A pretty strong formal statement? Or philosophical/metaphysical?

But that's not how it's being spun. You know how the art world is, especially the YBA art world. If there is a piece hugely famous from the art magazines that can be namechecked and given a "new, political" spin, it will be hyped unto death. I think they flip through the art books over there saying things like "have we deconstructed De Maria yet?" And sure enough, the press release for this project (thanks for linking to it, Jim, so I can kvetch) says: "The bulbs are 'planted' across the site at the foot of an electricity pylon, and pick up the waste emission from the overhead power line. [...] Professor Denis Henshaw, whose study of the health effects of close proximity to power lines is internationally recognised, commenting on FIELD, said: 'It's very creative and it illustrates graphically that power lines do indeed have these electrical fields around them.
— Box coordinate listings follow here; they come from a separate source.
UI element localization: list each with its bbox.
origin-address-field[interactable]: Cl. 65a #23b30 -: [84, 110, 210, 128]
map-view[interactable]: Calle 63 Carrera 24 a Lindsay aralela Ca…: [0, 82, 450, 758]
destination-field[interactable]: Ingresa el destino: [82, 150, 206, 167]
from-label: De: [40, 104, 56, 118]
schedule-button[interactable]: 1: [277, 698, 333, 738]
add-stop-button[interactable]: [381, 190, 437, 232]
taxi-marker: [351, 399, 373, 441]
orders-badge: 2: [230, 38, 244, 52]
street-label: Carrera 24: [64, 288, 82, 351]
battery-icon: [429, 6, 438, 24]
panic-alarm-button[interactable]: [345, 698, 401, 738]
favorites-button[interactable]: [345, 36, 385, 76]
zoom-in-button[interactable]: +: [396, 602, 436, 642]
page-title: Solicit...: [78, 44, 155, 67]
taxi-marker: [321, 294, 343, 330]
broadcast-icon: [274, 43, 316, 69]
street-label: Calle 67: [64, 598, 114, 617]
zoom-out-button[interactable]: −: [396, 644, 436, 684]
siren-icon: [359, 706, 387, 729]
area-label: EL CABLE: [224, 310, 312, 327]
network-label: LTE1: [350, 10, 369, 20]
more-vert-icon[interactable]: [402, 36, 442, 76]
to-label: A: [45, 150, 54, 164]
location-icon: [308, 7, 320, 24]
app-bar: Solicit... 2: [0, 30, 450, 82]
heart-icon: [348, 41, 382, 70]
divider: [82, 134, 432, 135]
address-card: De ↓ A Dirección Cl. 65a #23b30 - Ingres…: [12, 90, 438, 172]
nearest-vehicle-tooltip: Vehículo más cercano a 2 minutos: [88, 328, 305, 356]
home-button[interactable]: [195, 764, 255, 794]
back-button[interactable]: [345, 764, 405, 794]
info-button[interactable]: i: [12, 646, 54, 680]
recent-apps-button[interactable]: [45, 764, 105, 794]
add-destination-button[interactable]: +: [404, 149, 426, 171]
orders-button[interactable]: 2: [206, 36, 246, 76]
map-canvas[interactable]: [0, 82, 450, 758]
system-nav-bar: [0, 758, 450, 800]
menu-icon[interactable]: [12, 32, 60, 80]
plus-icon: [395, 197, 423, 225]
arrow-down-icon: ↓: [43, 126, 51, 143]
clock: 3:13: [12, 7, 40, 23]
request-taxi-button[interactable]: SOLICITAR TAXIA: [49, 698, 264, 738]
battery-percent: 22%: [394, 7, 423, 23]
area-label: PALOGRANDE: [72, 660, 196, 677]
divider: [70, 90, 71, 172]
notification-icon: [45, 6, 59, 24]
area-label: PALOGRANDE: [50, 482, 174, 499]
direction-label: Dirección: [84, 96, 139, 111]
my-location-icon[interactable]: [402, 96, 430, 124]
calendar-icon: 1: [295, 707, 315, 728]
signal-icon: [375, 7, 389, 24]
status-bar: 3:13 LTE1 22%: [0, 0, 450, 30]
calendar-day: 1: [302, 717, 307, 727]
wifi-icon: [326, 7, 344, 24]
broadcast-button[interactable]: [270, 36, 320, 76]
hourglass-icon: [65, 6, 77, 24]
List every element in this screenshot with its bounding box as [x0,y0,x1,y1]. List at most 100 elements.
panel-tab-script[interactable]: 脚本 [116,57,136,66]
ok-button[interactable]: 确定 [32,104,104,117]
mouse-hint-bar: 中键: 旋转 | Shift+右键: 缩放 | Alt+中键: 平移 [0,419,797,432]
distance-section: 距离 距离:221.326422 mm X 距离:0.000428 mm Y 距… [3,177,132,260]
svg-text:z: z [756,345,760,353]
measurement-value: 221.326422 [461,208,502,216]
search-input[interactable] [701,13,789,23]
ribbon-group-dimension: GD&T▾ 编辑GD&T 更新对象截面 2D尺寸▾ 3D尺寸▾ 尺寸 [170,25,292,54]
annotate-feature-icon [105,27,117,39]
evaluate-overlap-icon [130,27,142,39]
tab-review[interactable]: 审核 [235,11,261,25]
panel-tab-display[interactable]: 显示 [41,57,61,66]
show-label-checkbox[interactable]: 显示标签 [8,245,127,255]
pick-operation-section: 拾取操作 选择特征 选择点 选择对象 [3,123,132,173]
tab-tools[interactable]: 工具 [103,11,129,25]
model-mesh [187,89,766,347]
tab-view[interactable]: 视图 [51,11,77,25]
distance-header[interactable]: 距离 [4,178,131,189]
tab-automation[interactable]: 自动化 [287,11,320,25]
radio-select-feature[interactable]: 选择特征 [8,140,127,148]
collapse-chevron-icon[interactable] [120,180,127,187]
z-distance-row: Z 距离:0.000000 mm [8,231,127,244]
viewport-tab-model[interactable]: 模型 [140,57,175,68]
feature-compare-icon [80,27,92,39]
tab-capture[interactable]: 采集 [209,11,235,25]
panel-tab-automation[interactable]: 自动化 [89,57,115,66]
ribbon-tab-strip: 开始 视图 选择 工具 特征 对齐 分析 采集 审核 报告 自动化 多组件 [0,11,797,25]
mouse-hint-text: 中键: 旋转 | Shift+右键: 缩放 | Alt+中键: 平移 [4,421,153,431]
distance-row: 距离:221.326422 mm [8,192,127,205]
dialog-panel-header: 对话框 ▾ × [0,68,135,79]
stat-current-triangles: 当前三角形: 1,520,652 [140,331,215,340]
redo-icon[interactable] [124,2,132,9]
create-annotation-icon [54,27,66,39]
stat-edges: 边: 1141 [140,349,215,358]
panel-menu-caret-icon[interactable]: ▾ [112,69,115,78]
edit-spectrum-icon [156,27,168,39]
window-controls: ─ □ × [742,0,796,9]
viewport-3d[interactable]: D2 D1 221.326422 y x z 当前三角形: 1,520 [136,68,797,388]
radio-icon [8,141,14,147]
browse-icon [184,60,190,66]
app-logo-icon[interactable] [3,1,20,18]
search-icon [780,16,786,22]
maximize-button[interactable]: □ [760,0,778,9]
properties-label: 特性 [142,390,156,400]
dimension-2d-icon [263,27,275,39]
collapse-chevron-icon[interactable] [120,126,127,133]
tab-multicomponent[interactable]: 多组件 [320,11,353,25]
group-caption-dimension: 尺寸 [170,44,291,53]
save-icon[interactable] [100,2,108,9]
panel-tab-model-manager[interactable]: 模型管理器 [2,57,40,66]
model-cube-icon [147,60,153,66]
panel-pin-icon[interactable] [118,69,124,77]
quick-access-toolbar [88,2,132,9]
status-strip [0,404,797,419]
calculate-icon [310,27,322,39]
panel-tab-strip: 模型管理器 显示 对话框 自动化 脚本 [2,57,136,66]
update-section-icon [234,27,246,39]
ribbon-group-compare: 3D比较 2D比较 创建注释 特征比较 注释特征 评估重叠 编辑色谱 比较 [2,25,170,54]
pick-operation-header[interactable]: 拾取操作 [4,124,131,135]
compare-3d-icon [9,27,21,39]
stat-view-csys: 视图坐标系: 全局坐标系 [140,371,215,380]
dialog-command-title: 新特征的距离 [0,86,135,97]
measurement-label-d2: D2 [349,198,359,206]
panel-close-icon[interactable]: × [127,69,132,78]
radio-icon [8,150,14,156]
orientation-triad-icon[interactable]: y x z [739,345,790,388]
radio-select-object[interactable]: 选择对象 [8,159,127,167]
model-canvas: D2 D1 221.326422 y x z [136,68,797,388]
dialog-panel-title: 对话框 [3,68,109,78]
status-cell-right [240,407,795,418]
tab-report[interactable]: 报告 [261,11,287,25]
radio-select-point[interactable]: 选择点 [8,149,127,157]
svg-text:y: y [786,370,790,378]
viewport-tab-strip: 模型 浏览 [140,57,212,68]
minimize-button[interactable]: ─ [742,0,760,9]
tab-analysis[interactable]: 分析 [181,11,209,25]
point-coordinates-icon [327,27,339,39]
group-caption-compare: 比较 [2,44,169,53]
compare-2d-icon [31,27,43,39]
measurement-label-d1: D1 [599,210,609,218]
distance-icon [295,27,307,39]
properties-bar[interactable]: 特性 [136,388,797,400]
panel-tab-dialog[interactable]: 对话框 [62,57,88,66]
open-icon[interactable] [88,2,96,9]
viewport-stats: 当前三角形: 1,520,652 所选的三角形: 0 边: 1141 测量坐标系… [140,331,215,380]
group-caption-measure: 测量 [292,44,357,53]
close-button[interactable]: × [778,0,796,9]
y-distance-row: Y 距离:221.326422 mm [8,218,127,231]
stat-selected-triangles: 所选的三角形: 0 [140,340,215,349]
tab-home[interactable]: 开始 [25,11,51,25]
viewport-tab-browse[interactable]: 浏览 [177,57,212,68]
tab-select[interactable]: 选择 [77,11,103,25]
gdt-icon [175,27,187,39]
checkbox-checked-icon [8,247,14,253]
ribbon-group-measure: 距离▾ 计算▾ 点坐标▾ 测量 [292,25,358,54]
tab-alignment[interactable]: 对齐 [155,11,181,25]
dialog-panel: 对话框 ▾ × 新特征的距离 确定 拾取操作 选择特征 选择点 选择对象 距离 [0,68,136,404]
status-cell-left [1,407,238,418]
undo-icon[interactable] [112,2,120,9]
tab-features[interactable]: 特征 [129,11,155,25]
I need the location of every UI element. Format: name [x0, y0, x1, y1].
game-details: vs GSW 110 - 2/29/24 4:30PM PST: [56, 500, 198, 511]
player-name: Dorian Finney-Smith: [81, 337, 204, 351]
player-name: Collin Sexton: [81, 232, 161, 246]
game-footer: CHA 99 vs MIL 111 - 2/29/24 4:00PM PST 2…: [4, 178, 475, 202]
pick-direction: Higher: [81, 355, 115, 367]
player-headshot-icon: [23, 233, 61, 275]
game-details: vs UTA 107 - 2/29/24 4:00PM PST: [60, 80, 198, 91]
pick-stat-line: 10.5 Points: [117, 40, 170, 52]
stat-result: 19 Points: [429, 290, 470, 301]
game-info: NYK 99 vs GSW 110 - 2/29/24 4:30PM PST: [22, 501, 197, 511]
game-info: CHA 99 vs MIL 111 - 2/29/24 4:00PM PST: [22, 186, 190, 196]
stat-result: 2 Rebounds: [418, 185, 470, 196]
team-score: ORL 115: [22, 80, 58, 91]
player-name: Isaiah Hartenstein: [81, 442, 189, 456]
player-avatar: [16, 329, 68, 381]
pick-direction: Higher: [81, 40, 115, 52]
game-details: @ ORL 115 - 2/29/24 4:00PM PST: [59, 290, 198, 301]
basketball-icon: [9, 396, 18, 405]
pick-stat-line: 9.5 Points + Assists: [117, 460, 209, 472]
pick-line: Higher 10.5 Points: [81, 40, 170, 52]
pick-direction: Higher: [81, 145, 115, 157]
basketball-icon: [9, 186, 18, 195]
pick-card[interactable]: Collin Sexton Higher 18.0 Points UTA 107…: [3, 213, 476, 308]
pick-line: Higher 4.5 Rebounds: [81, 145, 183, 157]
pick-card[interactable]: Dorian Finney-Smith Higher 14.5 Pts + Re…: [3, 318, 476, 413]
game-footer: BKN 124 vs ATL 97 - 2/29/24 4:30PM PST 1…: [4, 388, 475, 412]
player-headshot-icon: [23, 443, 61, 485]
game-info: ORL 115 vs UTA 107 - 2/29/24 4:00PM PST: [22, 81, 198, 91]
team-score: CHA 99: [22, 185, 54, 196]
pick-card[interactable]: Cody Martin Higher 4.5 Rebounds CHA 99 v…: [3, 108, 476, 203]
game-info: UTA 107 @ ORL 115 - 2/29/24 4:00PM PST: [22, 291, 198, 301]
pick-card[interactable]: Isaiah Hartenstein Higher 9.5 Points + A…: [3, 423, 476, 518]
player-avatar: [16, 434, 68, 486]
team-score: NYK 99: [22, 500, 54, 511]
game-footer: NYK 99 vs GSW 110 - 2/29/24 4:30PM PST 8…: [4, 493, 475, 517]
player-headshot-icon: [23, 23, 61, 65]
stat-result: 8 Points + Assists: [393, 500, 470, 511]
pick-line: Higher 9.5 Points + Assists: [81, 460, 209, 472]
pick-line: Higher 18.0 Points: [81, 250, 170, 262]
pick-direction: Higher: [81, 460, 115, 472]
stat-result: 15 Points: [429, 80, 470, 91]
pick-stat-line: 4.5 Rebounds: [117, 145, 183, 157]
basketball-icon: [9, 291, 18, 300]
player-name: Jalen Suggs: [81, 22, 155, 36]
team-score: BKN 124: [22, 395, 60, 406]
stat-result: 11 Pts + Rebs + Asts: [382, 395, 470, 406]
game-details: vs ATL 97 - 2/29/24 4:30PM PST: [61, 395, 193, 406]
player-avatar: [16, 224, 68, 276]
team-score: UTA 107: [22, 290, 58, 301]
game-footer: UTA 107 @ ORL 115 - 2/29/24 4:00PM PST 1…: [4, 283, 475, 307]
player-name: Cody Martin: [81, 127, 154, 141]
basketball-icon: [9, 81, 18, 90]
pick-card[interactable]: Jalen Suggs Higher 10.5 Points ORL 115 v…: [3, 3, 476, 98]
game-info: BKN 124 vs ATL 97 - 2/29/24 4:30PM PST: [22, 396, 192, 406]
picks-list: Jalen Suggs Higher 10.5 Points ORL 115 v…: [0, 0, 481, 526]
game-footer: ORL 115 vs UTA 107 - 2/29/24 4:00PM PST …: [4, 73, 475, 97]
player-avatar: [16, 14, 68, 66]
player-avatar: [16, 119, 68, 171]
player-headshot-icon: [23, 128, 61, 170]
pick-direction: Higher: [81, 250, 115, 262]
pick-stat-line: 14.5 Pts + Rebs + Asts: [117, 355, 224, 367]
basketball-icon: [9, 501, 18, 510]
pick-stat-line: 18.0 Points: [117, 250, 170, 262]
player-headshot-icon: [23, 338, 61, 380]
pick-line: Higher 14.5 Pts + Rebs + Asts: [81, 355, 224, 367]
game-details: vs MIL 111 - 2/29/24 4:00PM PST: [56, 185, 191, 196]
Even when bulbs are on the way out, and start flashing or flickering in their sockets, they still light up under the power lines.'"

That's the hook, that's the story. But if you wrote "it makes mysterious electricity visible" or "makes a strong formal/perceptual statement, following the path trod years ago by the artist Walter De Maria, only with manmade rather than natural energy" you'd get written about in the Bristol newspaper. Waste electricity from power lines is still a huge, hot button topic, so it's more likely to be picked up by major media with that angle. Sorry to be a smart ass here, but someone needs to say this. The piece looks lovely but it owes a big debt to someone else's work, and the science around it appears to be more unsettled than unsettling.